James Webb first discovered carbon dioxide on an exoplanet

NASA’s James Webb telescope made another great scientific discovery – it found traces of carbon dioxide on a planet outside the solar system.

Although this exoplanet will never be suitable for life, the successful discovery of CO2 gives scientists hope that similar observations can be made on planets closer to Earth, writes the France Presse agency.

“My first thought was: wow, we really have a chance to detect the atmospheres of Earth-sized planets,” Natalie Batalha, a professor at the University of California, Santa Cruz, and one of hundreds of researchers on the Webb project, wrote on Twitter.

A study of the exoplanet WASP-39, a hot gas giant orbiting a star 700 light-years away, will soon be published in the journal Nature.

“For me, it opens the door for future research into super-Earths or even Earth-sized planets,” said Pierre-Olivier Lagage, an astrophysicist at France’s Atomic Energy Commission (CEA).

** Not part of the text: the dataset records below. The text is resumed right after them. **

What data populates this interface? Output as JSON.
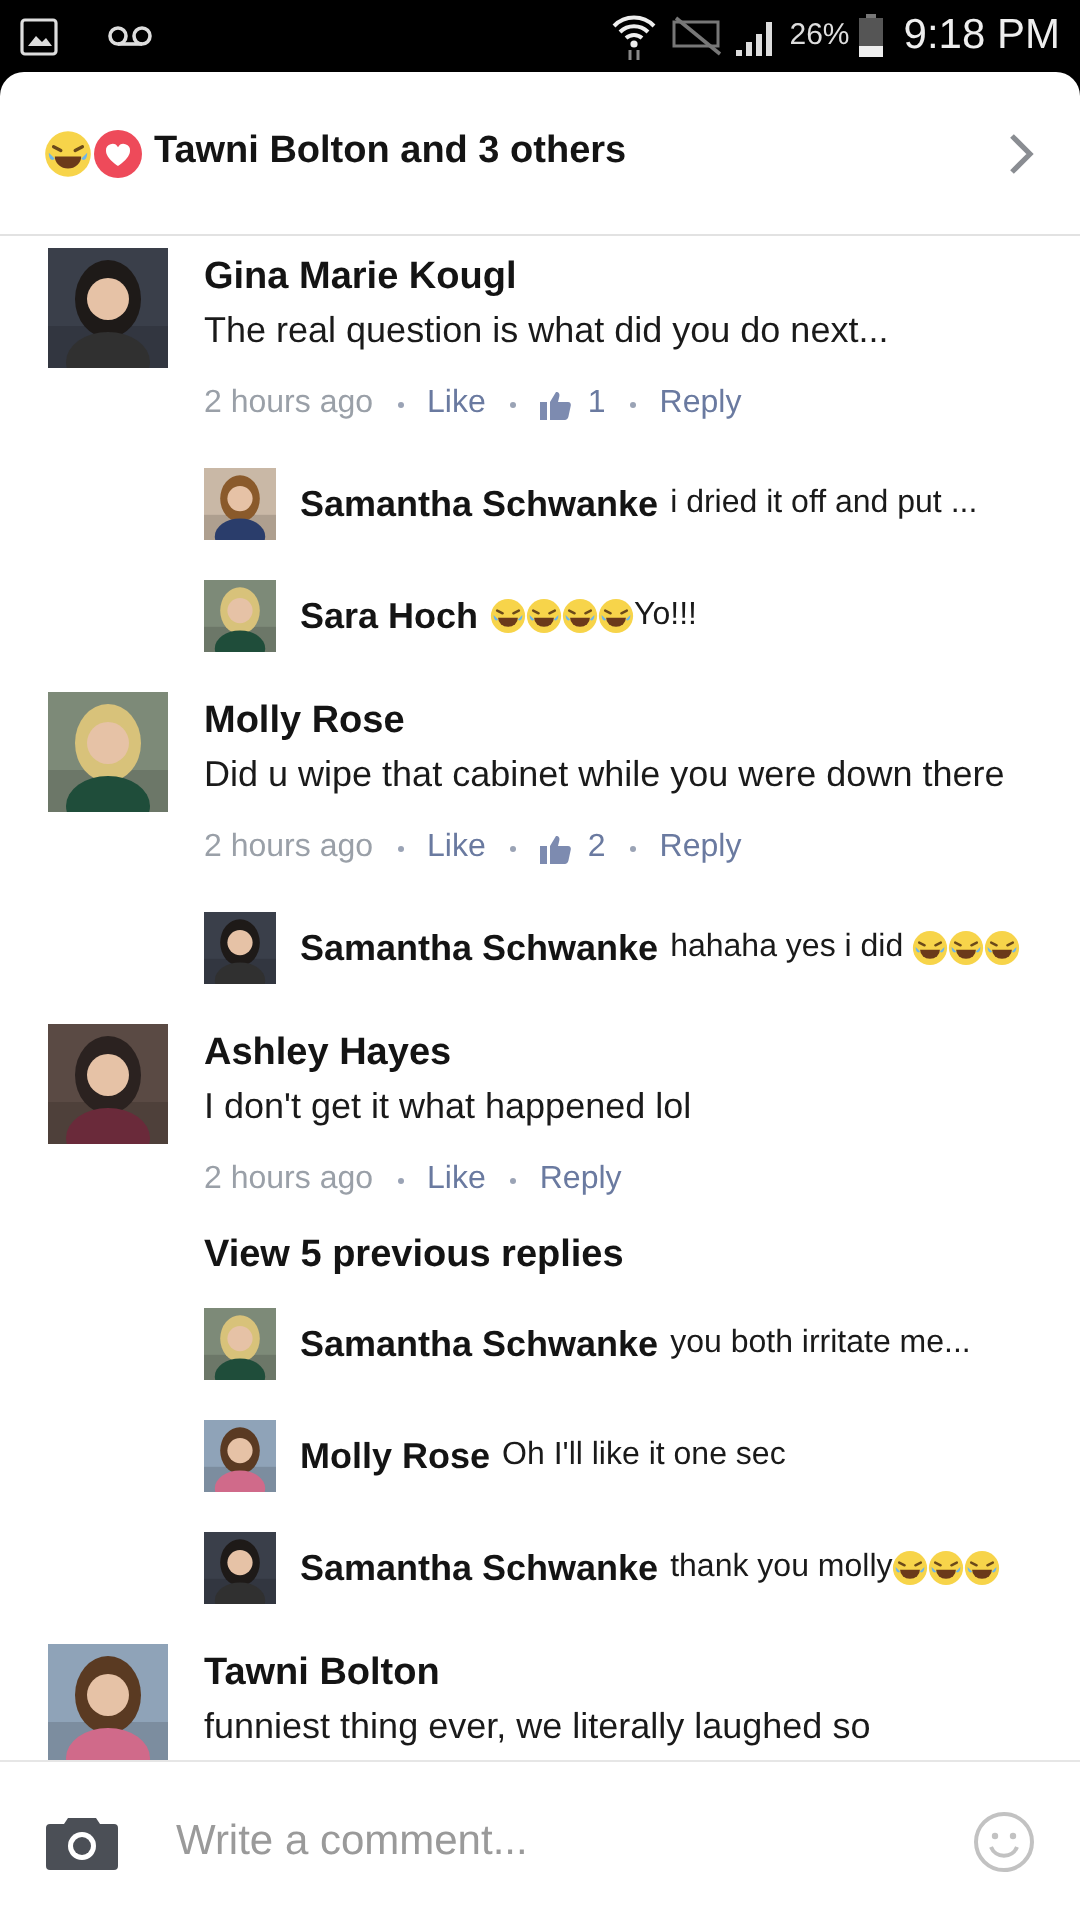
{
  "status_bar": {
    "battery": "26%",
    "time": "9:18 PM"
  },
  "reactions_header": {
    "text": "Tawni Bolton and 3 others"
  },
  "comments": [
    {
      "name": "Gina Marie Kougl",
      "text": "The real question is what did you do next...",
      "time": "2 hours ago",
      "like_label": "Like",
      "like_count": "1",
      "reply_label": "Reply",
      "replies": [
        {
          "name": "Samantha Schwanke",
          "parts": [
            {
              "kind": "text",
              "text": "i dried it off and put ..."
            }
          ]
        },
        {
          "name": "Sara Hoch",
          "parts": [
            {
              "kind": "laugh_emoji"
            },
            {
              "kind": "laugh_emoji"
            },
            {
              "kind": "laugh_emoji"
            },
            {
              "kind": "laugh_emoji"
            },
            {
              "kind": "text",
              "text": "Yo!!!"
            }
          ]
        }
      ]
    },
    {
      "name": "Molly Rose",
      "text": "Did u wipe that cabinet while you were down there",
      "time": "2 hours ago",
      "like_label": "Like",
      "like_count": "2",
      "reply_label": "Reply",
      "replies": [
        {
          "name": "Samantha Schwanke",
          "parts": [
            {
              "kind": "text",
              "text": "hahaha yes i did "
            },
            {
              "kind": "laugh_emoji"
            },
            {
              "kind": "laugh_emoji"
            },
            {
              "kind": "laugh_emoji"
            }
          ]
        }
      ]
    },
    {
      "name": "Ashley Hayes",
      "text": "I don't get it what happened lol",
      "time": "2 hours ago",
      "like_label": "Like",
      "reply_label": "Reply",
      "view_previous": "View 5 previous replies",
      "replies": [
        {
          "name": "Samantha Schwanke",
          "parts": [
            {
              "kind": "text",
              "text": "you both irritate me..."
            }
          ]
        },
        {
          "name": "Molly Rose",
          "parts": [
            {
              "kind": "text",
              "text": "Oh I'll like it one sec"
            }
          ]
        },
        {
          "name": "Samantha Schwanke",
          "parts": [
            {
              "kind": "text",
              "text": "thank you molly"
            },
            {
              "kind": "laugh_emoji"
            },
            {
              "kind": "laugh_emoji"
            },
            {
              "kind": "laugh_emoji"
            }
          ]
        }
      ]
    },
    {
      "name": "Tawni Bolton",
      "text": "funniest thing ever, we literally laughed so"
    }
  ],
  "composer": {
    "placeholder": "Write a comment..."
  }
}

Super-Earths are planets larger than ours, but smaller than Neptune.

The discovery of carbon dioxide will also help scientists better understand how WASP-39 formed, NASA said.

This exoplanet orbits its star once every four days, has a mass of a quarter of Jupiter, but 1.3 times the diameter.

Its orbital frequency and large atmosphere made WASP-39 an ideal candidate for early tests of Webb’s NIRSpec infrared sensor.

The Hubble and Spitzer telescopes have already detected water vapor, sodium and potassium in the atmosphere of that exoplanet, but it was only with Webb that carbon dioxide was discovered.

“It was a special moment, an important frontier in exoplanet science was crossed,” Zafar Rusamkulov, a researcher at Johns Hopkins University, said in a NASA statement.

The $9 billion telescope, named after the director of NASA from 1961 to 1986, was launched late last year.

The project is led by NASA in partnership with the European and Canadian space agencies, and the telescope is 100 times more powerful than Hubble.